For the remaining 15 claims returned during October 2001 with no response from providers in that same month, the carrier should have reported on the Form CMS-1565 or Form Y, as appropriate, any subsequent activity in the reporting month that it occurred. For any of these returned claims submitted as new or corrected claims, the carrier should have reported their number as receipts on line 4 of page one of Form CMS-1565. For any of these returned claims where the supplier or provider of service chose to supply missing or invalid information by means of a telephone call or in writing, the carrier should not have counted them again on Form CMS-1565, but subtracted them from the count of returned claims reported on line 3 of Form Y for the month this activity occurred.

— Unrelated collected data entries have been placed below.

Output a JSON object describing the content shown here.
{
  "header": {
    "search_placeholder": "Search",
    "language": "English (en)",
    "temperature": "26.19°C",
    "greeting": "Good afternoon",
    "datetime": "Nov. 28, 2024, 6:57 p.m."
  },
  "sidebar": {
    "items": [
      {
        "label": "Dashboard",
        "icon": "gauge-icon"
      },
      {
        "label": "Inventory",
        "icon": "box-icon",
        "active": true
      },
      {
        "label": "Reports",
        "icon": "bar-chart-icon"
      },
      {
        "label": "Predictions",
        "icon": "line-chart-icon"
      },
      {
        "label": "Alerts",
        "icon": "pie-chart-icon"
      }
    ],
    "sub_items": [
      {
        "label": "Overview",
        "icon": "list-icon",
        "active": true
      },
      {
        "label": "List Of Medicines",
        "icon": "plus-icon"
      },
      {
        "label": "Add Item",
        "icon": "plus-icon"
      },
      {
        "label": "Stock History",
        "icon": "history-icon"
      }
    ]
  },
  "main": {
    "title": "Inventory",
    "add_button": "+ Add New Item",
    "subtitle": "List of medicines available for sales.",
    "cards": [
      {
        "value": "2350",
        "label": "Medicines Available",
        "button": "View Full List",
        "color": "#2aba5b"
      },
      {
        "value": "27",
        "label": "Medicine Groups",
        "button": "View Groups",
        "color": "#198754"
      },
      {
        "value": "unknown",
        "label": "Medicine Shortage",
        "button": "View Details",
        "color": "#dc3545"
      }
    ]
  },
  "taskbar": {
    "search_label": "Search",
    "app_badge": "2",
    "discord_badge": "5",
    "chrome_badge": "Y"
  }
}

C. Exceptions (Carrier Only)

The following lists some exceptions when a claim may not be “returned as unprocessable” for incomplete or invalid information.
Carriers shall not return a claim as unprocessable:

If a patient, individual, physician, supplier, or authorized person’s signature is missing, but the signature is on file, or if the applicable signature requirements have been met, do not return a claim as unprocessable where an authorization is attached to the claim or if the signature field has any of the following statements (unless an appropriate validity edit fails):

Acceptable Statements for Form CMS-1500:

• For items 12, 13, and 31, “Signature on File” statement and/or a computer generated signature;

• For items 12 and 13, Beneficiary’s Name “By” Representative’s Signature;

For item 12, “X” with a witnessed name and address. (Chapter 26 for instructions.)